Molecular conformation of a D,L stereoisomeric analogue of valinomycin, cyclo[‐(L‐Val‐L‐Hyi‐L‐Val‐D‐Hyi)2‐(D‐Val‐L‐Hyi‐L‐Val‐D‐Hyi)‐]

Abstract

The crystal structure of a synthetic analogue of valinomycin, cyclo[‐(L‐Val‐L‐Hyi‐L‐Val‐D‐Hyi)₂‐(D‐Val‐L‐Hyi‐L‐Val‐D‐Hyi)‐] ([L‐Val¹, L‐Val⁵]meso‐valinomycin), C₆₀H₁₀₂N₆O₁₈, has been determined. Crystals grown from petroleum ether are orthorhombic, space group P2₁2₁2₁, with cell parameters a = 16.41(1), b = 18.76(1), c = 25.86(1) Å, and Z = 4. The atomic coordinates for nonhydrogen atoms, except those of terminal carbons on one side chain, were refined in the anisotropic thermal motion approximation. The coordinate parameters of the H atoms were incorporated into the structure factor calculations at geometrically expected positions. Values of the standard and weighted R factors after refinement are 0.074 and 0.083, respectively.

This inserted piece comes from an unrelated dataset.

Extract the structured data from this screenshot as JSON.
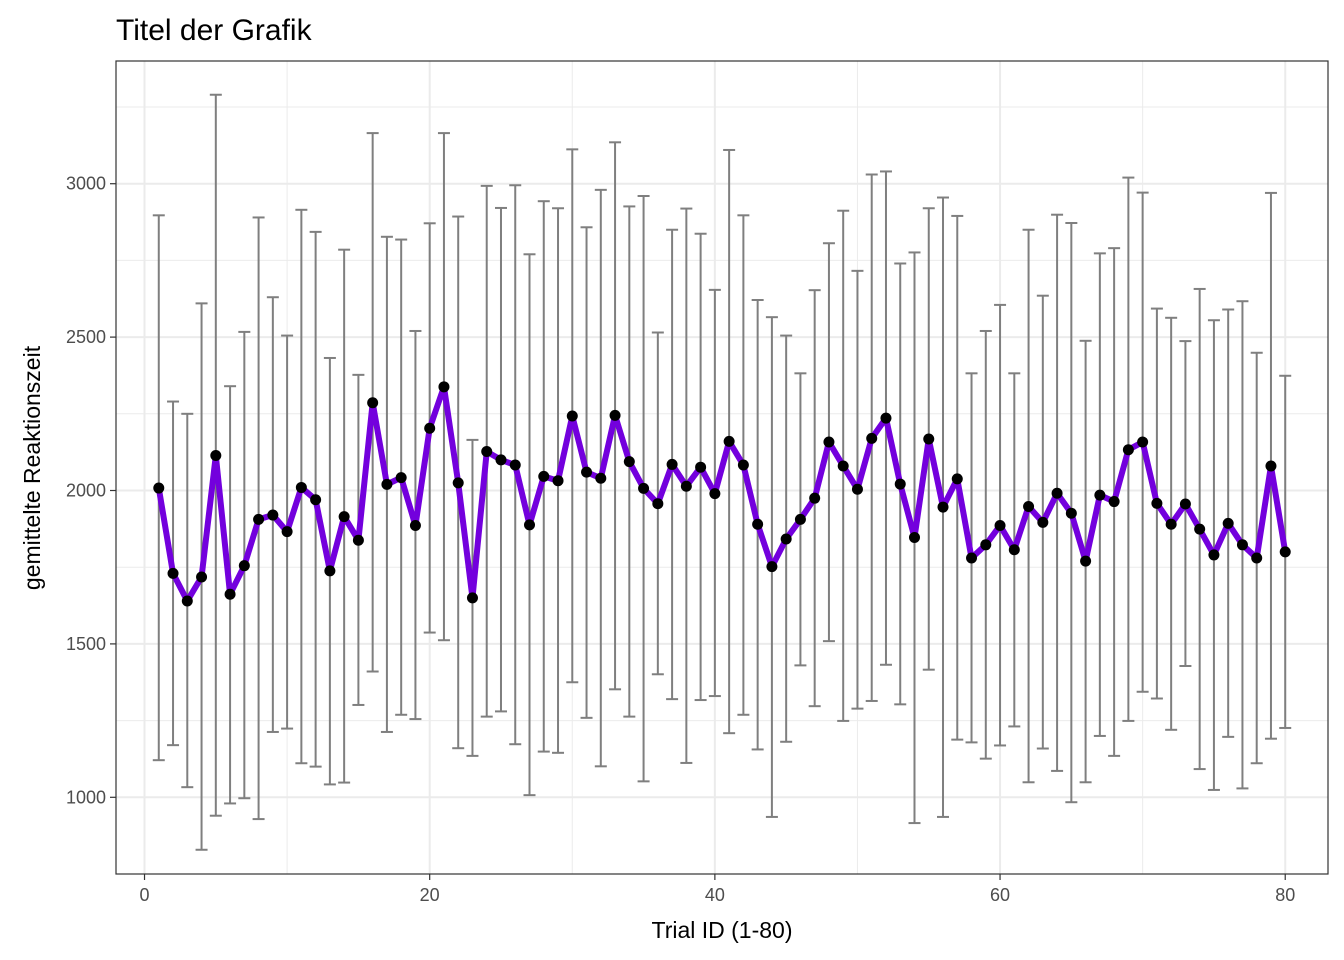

The crystal structure of the molecule is asymmetric and adopts a conformation with four 4 → 1 type and one 6 → 1 type intramolecular hydrogen bonds between amide nitrogens and carbonyl oxygens. Valinomycin binds potassium more than 100 times strongly than the D,L Stereoisomeric analogue, as a result of a different spatial orientation of potentially interacting carbonyl groups.